Python Data Acquisition Service

A full python stack application for acquiring financial data and generating arbitrary data sets. Can be deployed as a REST API for dataset generation as a service, or run from the command line to create ad-hoc data sets for machine learning.

Installation

Currently, the simplest method for installing is from source. This guide assumes that Python 3.7 or greater is installed with pip and virtualenv available. It is assumed and recommended that a virtual environment is created, and will be denoted in the scripts shown:

$> git clone https://github.com/UVU-PFP-Research/Personal-Financial-Planner
$> cd Personal-Financial-Planner/stock-data-acquisition
(env) $> python setup.py install

Once the installation has been completed, you'll want to run the installer to setup the database.

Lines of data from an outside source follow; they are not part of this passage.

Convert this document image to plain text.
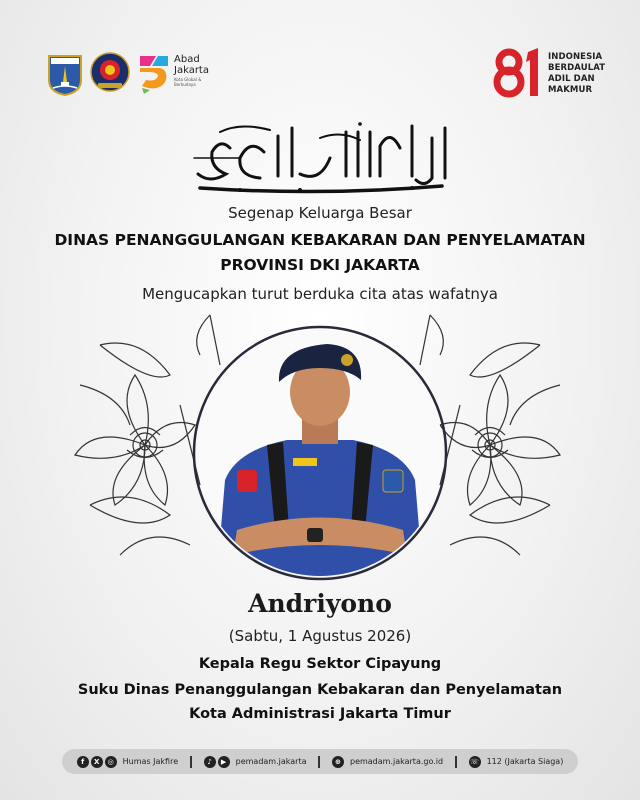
Abad
Jakarta
Kota Global & Berbudaya
INDONESIA
BERDAULAT
ADIL DAN
MAKMUR
Segenap Keluarga Besar
DINAS PENANGGULANGAN KEBAKARAN DAN PENYELAMATAN
PROVINSI DKI JAKARTA
Mengucapkan turut berduka cita atas wafatnya
Andriyono
(Sabtu, 1 Agustus 2026)
Kepala Regu Sektor Cipayung
Suku Dinas Penanggulangan Kebakaran dan Penyelamatan
Kota Administrasi Jakarta Timur
f	X	◎	Humas Jakfire	♪	▶	pemadam.jakarta	⊕	pemadam.jakarta.go.id	☏ 112 (Jakarta Siaga)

The installer can be found within the sDAS package and can be run by calling:

(env) $> python -m pydas.install -h
usage: install.py [-h] [-a ALEMBIC] [-r REQUIREMENTS] [-u USERNAME]
                  [-p PASSWORD] [-d DATABASE] [--deploy-rest]

Stock Data Acquisition Service installation script for configuring the
metadata database and REST API on a server.

optional arguments:
  -h, --help            show this help message and exit
  -a ALEMBIC, --alembic ALEMBIC
                        Path to alembic configuration file (typically
                        alembic.ini)
  -r REQUIREMENTS, --requirements REQUIREMENTS
                        Path to project dependency file (typically
                        requirements.txt)
  -u USERNAME, --user USERNAME
                        Database username for opening connections
  -p PASSWORD, --password PASSWORD
                        Database password for opening connections
  -d DATABASE, --database DATABASE
                        Database name to deploy metadata database into
  --deploy-rest         Flag indicating whether the REST API server should be
                        deployed. DO NOT USE THIS OPTION! uWSGI support is not
                        currently supported and using this flag will result in
                        undefined/unsupported behavior.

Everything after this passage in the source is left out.